North Kitsap Trail Will Be Named After the Man Who Helped Create It
The Hansville Greenway and Wildlife Corridor, a 300-plus acre wildlife preserve with about 8 miles of trails at the northern tip of Kitsap County.
When Sid Knutson was asked if he thought he'd ever see a trail connecting Hood Canal to Puget Sound, he swiftly answered "No."
But now he has, and on Saturday the longtime force behind a Hansville nature preserve and trail network will be honored when it becomes the Sid Knutson Puget Sound to Hood Canal Trail.
The trail is part of the Hansville Greenway and Wildlife Corridor, a 300-plus acre wildlife preserve with about 8 miles of trails at the northern tip of Kitsap County.
In December, Olympic Property Group sold Kitsap County 112 acres and donated 2 ½ acres of easements that finally allowed for the Puget Sound-Hood Canal connection.
But the effort to grow the greenway has been going on since 1991.
"I don't know if we could do it today," said Knutson, 83.
Land is more expensive, and portions of the greenway would have been probably been developed by now.
Legislation establishing a statewide fund for open space, and an allowance for counties to collect a half of a percent tax for open space, opened the door for a project like the greenway, he said.
"Our timing was perfect, I guess," he said.
At 10 a.m. Saturday, the Hansville Greenway Association and Kitsap County Parks and Recreation will dedicate the trail in Knutson's honor at Norwegian Point Park. After the ceremony, people can walk the 4-mile trail, and volunteers will have maps with different routes based on difficulty.
For Knutson, preserving wetlands and open space for wildlife is the primary benefit of the greenway.
He didn't want to get too philosophical about it, but he said that humans get something out of open spaces, too.

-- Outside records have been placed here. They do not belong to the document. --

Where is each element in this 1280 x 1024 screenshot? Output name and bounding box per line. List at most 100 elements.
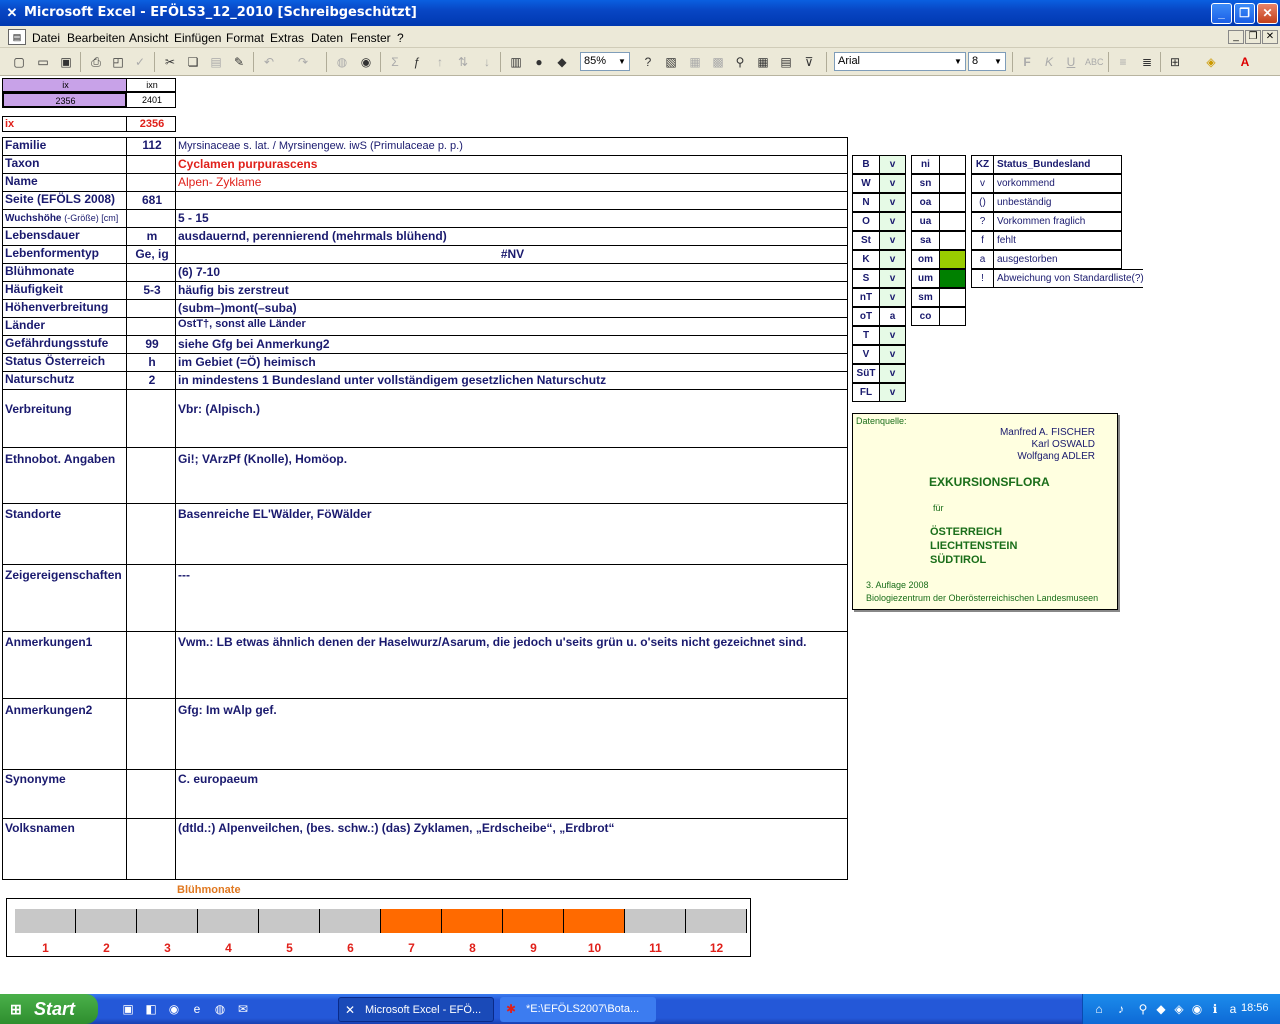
chevron-down-icon[interactable]: ▼ [991,53,1005,70]
row-label[interactable]: Gefährdungsstufe [2,335,127,354]
row-code[interactable]: 681 [126,191,176,210]
row-code[interactable]: 99 [126,335,176,354]
menu-ansicht[interactable]: Ansicht [129,31,168,45]
update-icon[interactable]: ◉ [1189,1001,1205,1017]
format-painter-icon[interactable]: ✎ [230,53,248,71]
state-code[interactable]: oT [852,307,880,326]
row-code[interactable] [126,503,176,565]
zone-code[interactable]: sn [911,174,940,193]
state-code[interactable]: N [852,193,880,212]
row-value[interactable]: ausdauernd, perennierend (mehrmals blühe… [175,227,848,246]
row-label[interactable]: Lebensdauer [2,227,127,246]
ixn-value[interactable]: 2401 [126,92,176,108]
menu-help[interactable]: ? [397,31,404,45]
state-status[interactable]: v [879,269,906,288]
new-icon[interactable]: ▢ [10,53,28,71]
fill-color-icon[interactable]: ◈ [1202,53,1220,71]
menu-format[interactable]: Format [226,31,264,45]
row-code[interactable]: 112 [126,137,176,156]
filter-icon[interactable]: ⊽ [800,53,818,71]
legend-code[interactable]: ! [971,269,994,288]
menu-fenster[interactable]: Fenster [350,31,391,45]
zone-code[interactable]: oa [911,193,940,212]
minimize-button[interactable]: _ [1211,3,1232,24]
font-combo[interactable]: Arial ▼ [834,52,966,71]
row-code[interactable] [126,564,176,632]
redo-icon[interactable]: ↷ [294,53,312,71]
task-editor[interactable]: ✱ *E:\EFÖLS2007\Bota... [500,997,656,1022]
zone-code[interactable]: sm [911,288,940,307]
ix-header[interactable]: ix [2,78,127,92]
legend-text[interactable]: Vorkommen fraglich [993,212,1122,231]
row-value[interactable]: (6) 7-10 [175,263,848,282]
autosum-icon[interactable]: Σ [386,53,404,71]
align-center-icon[interactable]: ≣ [1138,53,1156,71]
state-status[interactable]: v [879,288,906,307]
bold-icon[interactable]: F [1018,53,1036,71]
row-label[interactable]: Anmerkungen1 [2,631,127,699]
row-code[interactable]: h [126,353,176,372]
row-label[interactable]: Name [2,173,127,192]
sort-desc-icon[interactable]: ↓ [478,53,496,71]
state-code[interactable]: B [852,155,880,174]
state-code[interactable]: S [852,269,880,288]
legend-text[interactable]: ausgestorben [993,250,1122,269]
state-status[interactable]: v [879,383,906,402]
volume-icon[interactable]: ♪ [1113,1001,1129,1017]
network-icon[interactable]: ⌂ [1091,1001,1107,1017]
row-code[interactable]: 2 [126,371,176,390]
state-status[interactable]: v [879,212,906,231]
zone-fill[interactable] [939,307,966,326]
cut-icon[interactable]: ✂ [161,53,179,71]
row-label[interactable]: Volksnamen [2,818,127,880]
shield-icon[interactable]: ◆ [1153,1001,1169,1017]
doc-close-button[interactable]: ✕ [1262,30,1278,44]
row-value[interactable]: in mindestens 1 Bundesland unter vollstä… [175,371,848,390]
task-excel[interactable]: ✕ Microsoft Excel - EFÖ... [338,997,494,1022]
zone-fill-om[interactable] [939,250,966,269]
start-button[interactable]: ⊞ Start [0,994,98,1024]
zone-fill[interactable] [939,155,966,174]
row-label[interactable]: Lebenformentyp [2,245,127,264]
state-status[interactable]: v [879,326,906,345]
state-code[interactable]: W [852,174,880,193]
drawing-icon[interactable]: ◆ [553,53,571,71]
web-icon[interactable]: ◉ [357,53,375,71]
print-preview-icon[interactable]: ◰ [109,53,127,71]
save-icon[interactable]: ▣ [57,53,75,71]
form-icon[interactable]: ▤ [777,53,795,71]
row-code[interactable] [126,389,176,448]
state-code[interactable]: O [852,212,880,231]
row-value[interactable]: Gi!; VArzPf (Knolle), Homöop. [175,447,848,504]
state-code[interactable]: T [852,326,880,345]
row-label[interactable]: Blühmonate [2,263,127,282]
row-label[interactable]: Länder [2,317,127,336]
state-status[interactable]: v [879,155,906,174]
state-status[interactable]: v [879,193,906,212]
tool2-icon[interactable]: ▩ [709,53,727,71]
close-button[interactable]: ✕ [1257,3,1278,24]
copy-icon[interactable]: ❏ [184,53,202,71]
row-value[interactable]: Vwm.: LB etwas ähnlich denen der Haselwu… [175,631,848,699]
state-code[interactable]: V [852,345,880,364]
doc-restore-button[interactable]: ❐ [1245,30,1261,44]
legend-code[interactable]: ? [971,212,994,231]
menu-bearbeiten[interactable]: Bearbeiten [67,31,125,45]
legend-code[interactable]: v [971,174,994,193]
font-color-icon[interactable]: A [1236,53,1254,71]
row-value[interactable] [175,191,848,210]
row-label[interactable]: Seite (EFÖLS 2008) [2,191,127,210]
row-label[interactable]: Anmerkungen2 [2,698,127,770]
map-icon[interactable]: ● [530,53,548,71]
doc-minimize-button[interactable]: _ [1228,30,1244,44]
menu-extras[interactable]: Extras [270,31,304,45]
row-code[interactable] [126,209,176,228]
state-status[interactable]: v [879,231,906,250]
freeze-icon[interactable]: ▦ [754,53,772,71]
macro-icon[interactable]: ▧ [662,53,680,71]
state-status[interactable]: v [879,345,906,364]
firefox-icon[interactable]: ◍ [212,1001,228,1017]
row-label[interactable]: Höhenverbreitung [2,299,127,318]
state-status[interactable]: v [879,364,906,383]
menu-datei[interactable]: Datei [32,31,60,45]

"We need them," he said. "I think human beings need it, as well as animals."
Neighborhood planners are now seeing how open spaces — along with the usual neighborhood features like water, sewers and roads — affect the quality of life, he said.
Into the future, the greenway could look into improving trail interconnectivity, and whether there is a benefit in environmental restoration in some areas.
So the trail that bears Knutson's name isn't the final project in the greenway.
"I look at it as a major milestone, but I don't see it as the end," he said.